In 1999, the BioScience Products business and a number of other HP businesses were spun off as a separate company under the name Agilent Technologies. In its initial public offering (IPO), Agilent raised $2.1 billion, the largest IPO in Silicon Valley history up to that point. By then, annual revenue was about $8 billion, and there were 43,000 employees—about a third of HP’s entire workforce.

Agilent initially remained an HP subsidiary. But in 2000, HP turned its Agilent shares over to HP’s shareholders, and Agilent became a fully independent company.

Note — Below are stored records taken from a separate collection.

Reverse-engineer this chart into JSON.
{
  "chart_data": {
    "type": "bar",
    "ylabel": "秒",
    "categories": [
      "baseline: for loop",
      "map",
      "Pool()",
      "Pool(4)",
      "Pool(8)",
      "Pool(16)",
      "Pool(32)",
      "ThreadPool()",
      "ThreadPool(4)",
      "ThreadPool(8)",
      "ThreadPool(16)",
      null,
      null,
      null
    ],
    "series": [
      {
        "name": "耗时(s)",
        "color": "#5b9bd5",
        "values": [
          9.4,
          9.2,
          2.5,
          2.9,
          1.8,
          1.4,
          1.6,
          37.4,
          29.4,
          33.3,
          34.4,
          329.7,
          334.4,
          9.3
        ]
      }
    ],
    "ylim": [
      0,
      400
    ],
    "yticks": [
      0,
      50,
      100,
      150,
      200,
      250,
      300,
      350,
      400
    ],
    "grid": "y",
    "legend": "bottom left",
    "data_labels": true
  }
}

The Agilent spinoff included many of the products that Jim helped develop and commercialize. But the product that was most challenging and most rewarding was the DNA Chip.  Today that market alone is valued at more than 15 billion dollars.

Agilent went on to make major enhancements and launch new products, eventually including a DNA array chip that could read the whole human genome. But Jim was not involved: he had retired in 1999 to found his own company, called Viaken Systems, which focused on technologies which would cut the time to develop new drugs by half.

In researching this article, I was startled to find how little of this history has been retained on the Web. Given the scientific importance of this technology, and given that Agilent quickly became the second-largest purveyor of DNA array chips (after Affymetrix), you would think there would be a lot of information available. While there is plenty of material about the history of Affymetrix, there is almost none about the HP/Agilent story. I hope this blog post, in its limited way, will help to rectify the situation.